NEW ORLEANS (March 6, 2020) – Grammy Award-winning Christian hip-hop artist Lecrae, whose 10th album “Restoration” is due out this month, addressed a full house recently at Dillard University to discuss his musical and spiritual progress.
Lecrae, who was born Lecrae Devaughn Moore in Houston, was invited to speak to DU President Walter Kimbrough’s Philosophy 444 class about his life’s journey, which he described as being full of trials.
Lecrae introduced his second book, “I Am Restored: How I Love My Religion but Found My Faith,” which was available for purchase and autographs.
His best-selling 2016 memoir, “Unashamed,” summed up the philosophy he now espouses: “If you live for people’s acceptance, you’ll die from their rejection.”
The book, which debuted as a New York Times best-seller in the nonfiction category in 2016, recounts a range of difficulties – childhood abuse, drugs and alcoholism, a stint in rehab, an abortion and an unsuccessful suicide attempt, according to a book review.

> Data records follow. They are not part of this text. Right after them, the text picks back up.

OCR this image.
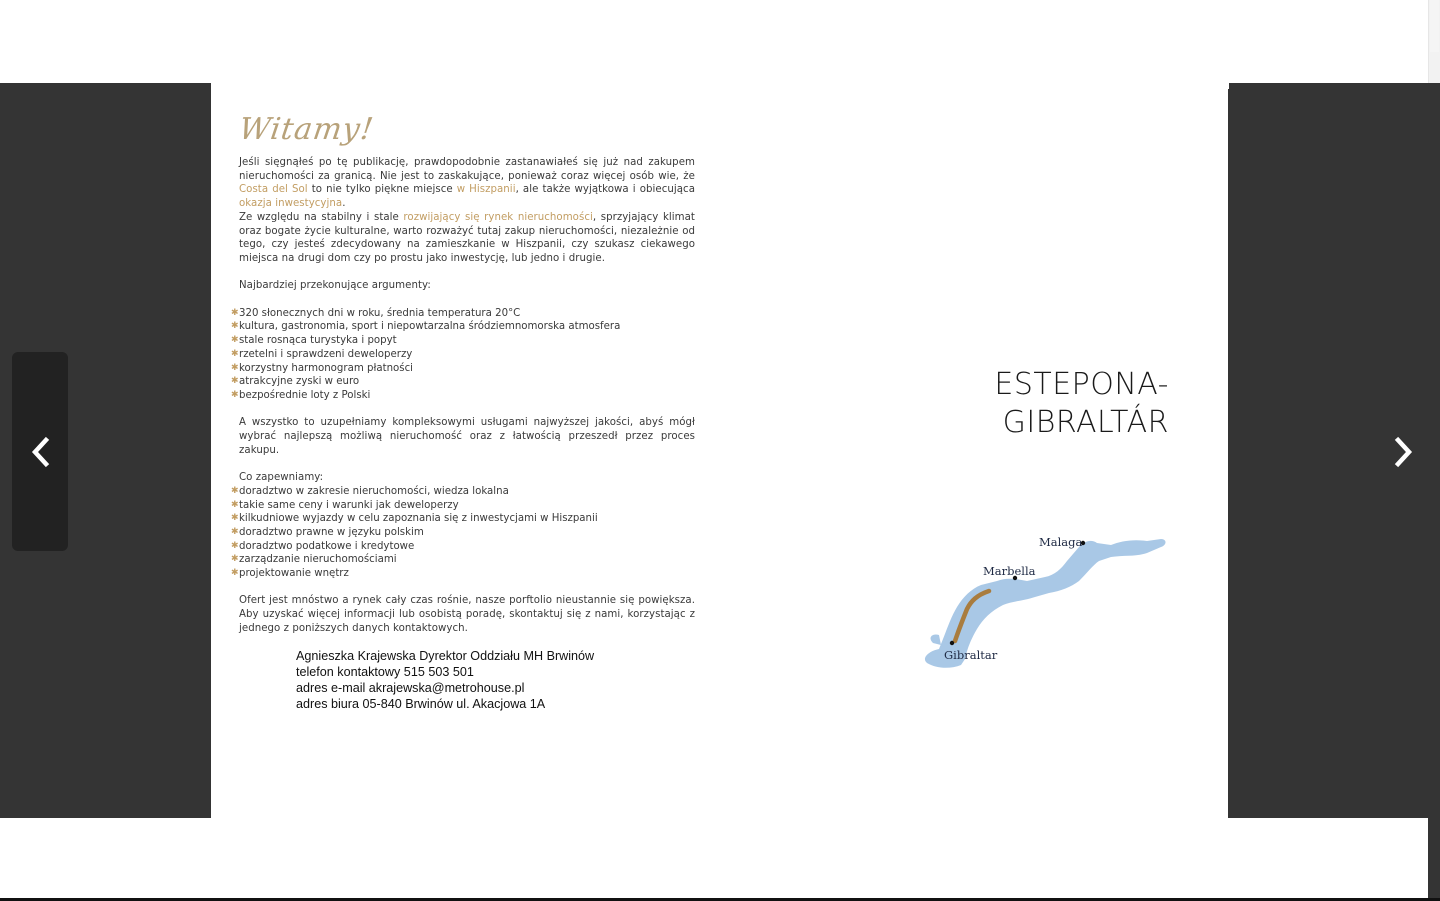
Witamy!

Jeśli sięgnąłeś po tę publikację, prawdopodobnie zastanawiałeś się już nad zakupem nieruchomości za granicą. Nie jest to zaskakujące, ponieważ coraz więcej osób wie, że Costa del Sol to nie tylko piękne miejsce w Hiszpanii, ale także wyjątkowa i obiecująca okazja inwestycyjna.

Ze względu na stabilny i stale rozwijający się rynek nieruchomości, sprzyjający klimat oraz bogate życie kulturalne, warto rozważyć tutaj zakup nieruchomości, niezależnie od tego, czy jesteś zdecydowany na zamieszkanie w Hiszpanii, czy szukasz ciekawego miejsca na drugi dom czy po prostu jako inwestycję, lub jedno i drugie.

Najbardziej przekonujące argumenty:

✱ 320 słonecznych dni w roku, średnia temperatura 20°C
✱ kultura, gastronomia, sport i niepowtarzalna śródziemnomorska atmosfera
✱ stale rosnąca turystyka i popyt
✱ rzetelni i sprawdzeni deweloperzy
✱ korzystny harmonogram płatności
✱ atrakcyjne zyski w euro
✱ bezpośrednie loty z Polski

A wszystko to uzupełniamy kompleksowymi usługami najwyższej jakości, abyś mógł wybrać najlepszą możliwą nieruchomość oraz z łatwością przeszedł przez proces zakupu.

Co zapewniamy:

✱ doradztwo w zakresie nieruchomości, wiedza lokalna
✱ takie same ceny i warunki jak deweloperzy
✱ kilkudniowe wyjazdy w celu zapoznania się z inwestycjami w Hiszpanii
✱ doradztwo prawne w języku polskim
✱ doradztwo podatkowe i kredytowe
✱ zarządzanie nieruchomościami
✱ projektowanie wnętrz

Ofert jest mnóstwo a rynek cały czas rośnie, nasze porftolio nieustannie się powiększa. Aby uzyskać więcej informacji lub osobistą poradę, skontaktuj się z nami, korzystając z jednego z poniższych danych kontaktowych.

Agnieszka Krajewska Dyrektor Oddziału MH Brwinów
telefon kontaktowy 515 503 501
adres e-mail akrajewska@metrohouse.pl
adres biura 05-840 Brwinów ul. Akacjowa 1A
ESTEPONA-
GIBRALTÁR
Malaga
Marbella
Gibraltar
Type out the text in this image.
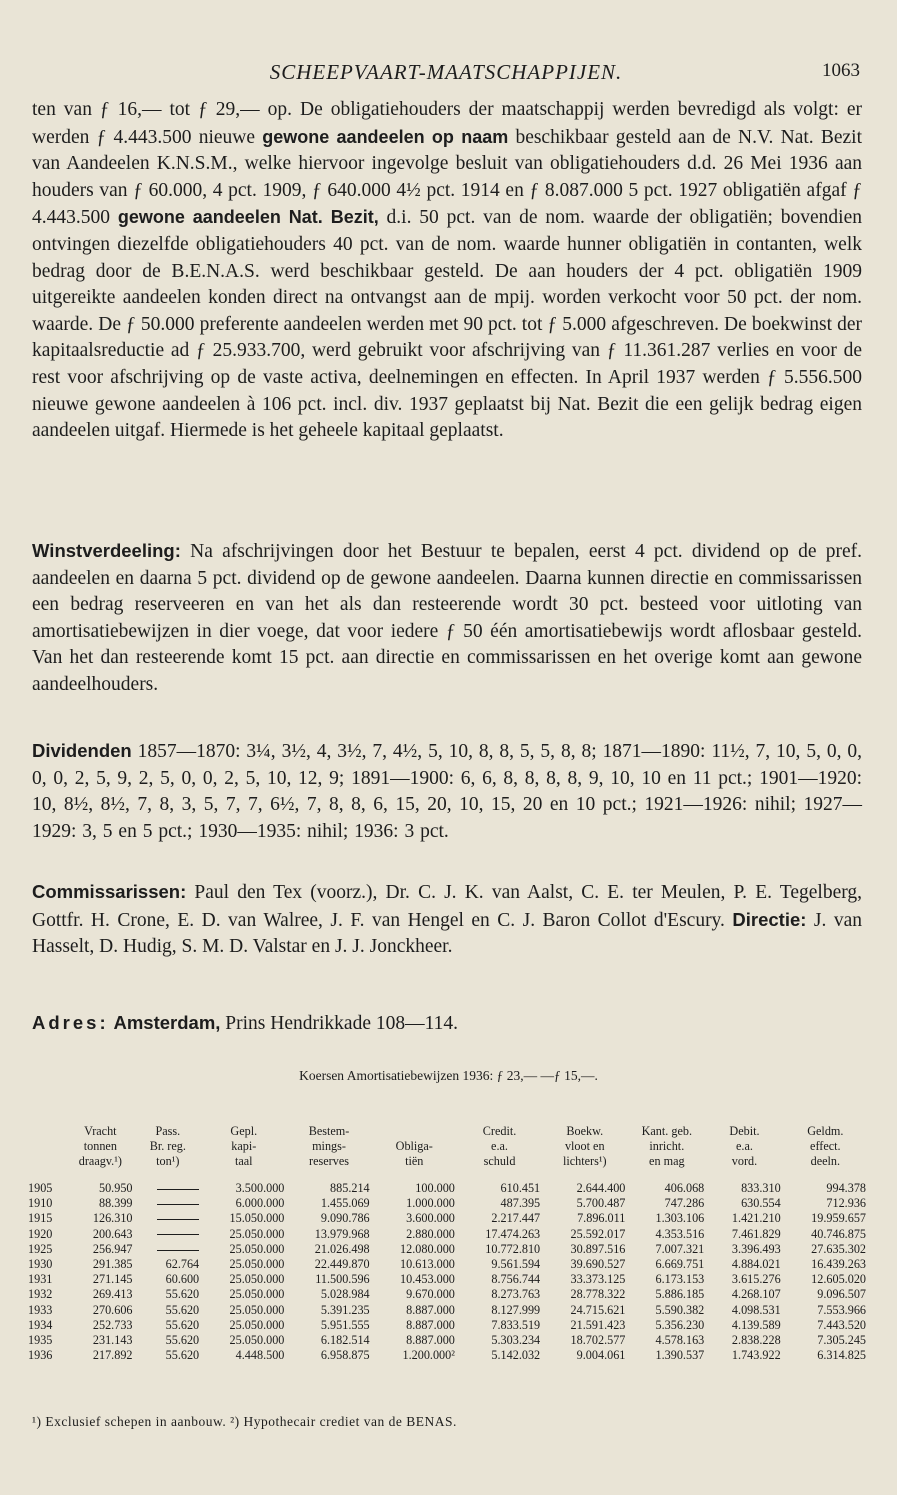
SCHEEPVAART-MAATSCHAPPIJEN.	1063

ten van ƒ 16,— tot ƒ 29,— op. De obligatiehouders der maatschappij werden bevredigd als volgt: er werden ƒ 4.443.500 nieuwe gewone aandeelen op naam beschikbaar gesteld aan de N.V. Nat. Bezit van Aandeelen K.N.S.M., welke hiervoor ingevolge besluit van obligatiehouders d.d. 26 Mei 1936 aan houders van ƒ 60.000, 4 pct. 1909, ƒ 640.000 4½ pct. 1914 en ƒ 8.087.000 5 pct. 1927 obligatiën afgaf ƒ 4.443.500 gewone aandeelen Nat. Bezit, d.i. 50 pct. van de nom. waarde der obligatiën; bovendien ontvingen diezelfde obligatiehouders 40 pct. van de nom. waarde hunner obligatiën in contanten, welk bedrag door de B.E.N.A.S. werd beschikbaar gesteld. De aan houders der 4 pct. obligatiën 1909 uitgereikte aandeelen konden direct na ontvangst aan de mpij. worden verkocht voor 50 pct. der nom. waarde. De ƒ 50.000 preferente aandeelen werden met 90 pct. tot ƒ 5.000 afgeschreven. De boekwinst der kapitaalsreductie ad ƒ 25.933.700, werd gebruikt voor afschrijving van ƒ 11.361.287 verlies en voor de rest voor afschrijving op de vaste activa, deelnemingen en effecten. In April 1937 werden ƒ 5.556.500 nieuwe gewone aandeelen à 106 pct. incl. div. 1937 geplaatst bij Nat. Bezit die een gelijk bedrag eigen aandeelen uitgaf. Hiermede is het geheele kapitaal geplaatst.

Winstverdeeling: Na afschrijvingen door het Bestuur te bepalen, eerst 4 pct. dividend op de pref. aandeelen en daarna 5 pct. dividend op de gewone aandeelen. Daarna kunnen directie en commissarissen een bedrag reserveeren en van het als dan resteerende wordt 30 pct. besteed voor uitloting van amortisatiebewijzen in dier voege, dat voor iedere ƒ 50 één amortisatiebewijs wordt aflosbaar gesteld. Van het dan resteerende komt 15 pct. aan directie en commissarissen en het overige komt aan gewone aandeelhouders.

Dividenden 1857—1870: 3¼, 3½, 4, 3½, 7, 4½, 5, 10, 8, 8, 5, 5, 8, 8; 1871—1890: 11½, 7, 10, 5, 0, 0, 0, 0, 2, 5, 9, 2, 5, 0, 0, 2, 5, 10, 12, 9; 1891—1900: 6, 6, 8, 8, 8, 8, 9, 10, 10 en 11 pct.; 1901—1920: 10, 8½, 8½, 7, 8, 3, 5, 7, 7, 6½, 7, 8, 8, 6, 15, 20, 10, 15, 20 en 10 pct.; 1921—1926: nihil; 1927—1929: 3, 5 en 5 pct.; 1930—1935: nihil; 1936: 3 pct.

Commissarissen: Paul den Tex (voorz.), Dr. C. J. K. van Aalst, C. E. ter Meulen, P. E. Tegelberg, Gottfr. H. Crone, E. D. van Walree, J. F. van Hengel en C. J. Baron Collot d'Escury. Directie: J. van Hasselt, D. Hudig, S. M. D. Valstar en J. J. Jonckheer.

Adres: Amsterdam, Prins Hendrikkade 108—114.

Koersen Amortisatiebewijzen 1936: ƒ 23,— —ƒ 15,—.
	Vracht	Pass.	Gepl.	Bestem-		Credit.	Boekw.	Kant. geb.	Debit.	Geldm.
	tonnen	Br. reg.	kapi-	mings-	Obliga-	e.a.	vloot en	inricht.	e.a.	effect.
	draagv.¹)	ton¹)	taal	reserves	tiën	schuld	lichters¹)	en mag	vord.	deeln.
1905	50.950		3.500.000	885.214	100.000	610.451	2.644.400	406.068	833.310	994.378
1910	88.399		6.000.000	1.455.069	1.000.000	487.395	5.700.487	747.286	630.554	712.936
1915	126.310		15.050.000	9.090.786	3.600.000	2.217.447	7.896.011	1.303.106	1.421.210	19.959.657
1920	200.643		25.050.000	13.979.968	2.880.000	17.474.263	25.592.017	4.353.516	7.461.829	40.746.875
1925	256.947		25.050.000	21.026.498	12.080.000	10.772.810	30.897.516	7.007.321	3.396.493	27.635.302
1930	291.385	62.764	25.050.000	22.449.870	10.613.000	9.561.594	39.690.527	6.669.751	4.884.021	16.439.263
1931	271.145	60.600	25.050.000	11.500.596	10.453.000	8.756.744	33.373.125	6.173.153	3.615.276	12.605.020
1932	269.413	55.620	25.050.000	5.028.984	9.670.000	8.273.763	28.778.322	5.886.185	4.268.107	9.096.507
1933	270.606	55.620	25.050.000	5.391.235	8.887.000	8.127.999	24.715.621	5.590.382	4.098.531	7.553.966
1934	252.733	55.620	25.050.000	5.951.555	8.887.000	7.833.519	21.591.423	5.356.230	4.139.589	7.443.520
1935	231.143	55.620	25.050.000	6.182.514	8.887.000	5.303.234	18.702.577	4.578.163	2.838.228	7.305.245
1936	217.892	55.620	4.448.500	6.958.875	1.200.000²	5.142.032	9.004.061	1.390.537	1.743.922	6.314.825
¹) Exclusief schepen in aanbouw. ²) Hypothecair crediet van de BENAS.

During his DU appearance, Lecrae described a childhood on the wrong side of the tracks, with a single-parent mother and an absent, addicted father. He said he associated himself with the wrong crowd before realizing he needed to get rid of the violence in his life and make a change.
At the age of 19, Lecrae gave himself to God. He went on to marry a girl he met at church and finished college at the University of North Texas (where he pledged Kappa Alpha Psi Fraternity). He and his wife, Darragh Moore, have three children.
At 25, he released his debut recording, “Real Talk,” through his independent label Reach Records. And his third solo album, “Rebel,” became the first Christian hip-hop album to reach No. 1 on the Billboard Gospel chart.
During his early career, Lecrae said he found it difficult for many to accept his music. For example, he said, “I tried handing out mixtapes to the Sacramento Kings, and they rejected them because the music didn’t speak to them.”
Lecrae defined his art as complicated because of the positive and spiritual messages he tries to convey within a secular sound. He said the “pressure comes with his platform because there is no teaching in hip-hop today.”
Even so, Lecrae said he chooses to remain authentic. He said he refuses to conform to mainstream standards. And he said therapy helped him gain clarity about his past and struggles.
In addition to his upcoming album and new book, Lecrae, now 40, continues to look to the future and said he would like to collaborate with singer-rapper Lauryn Hill.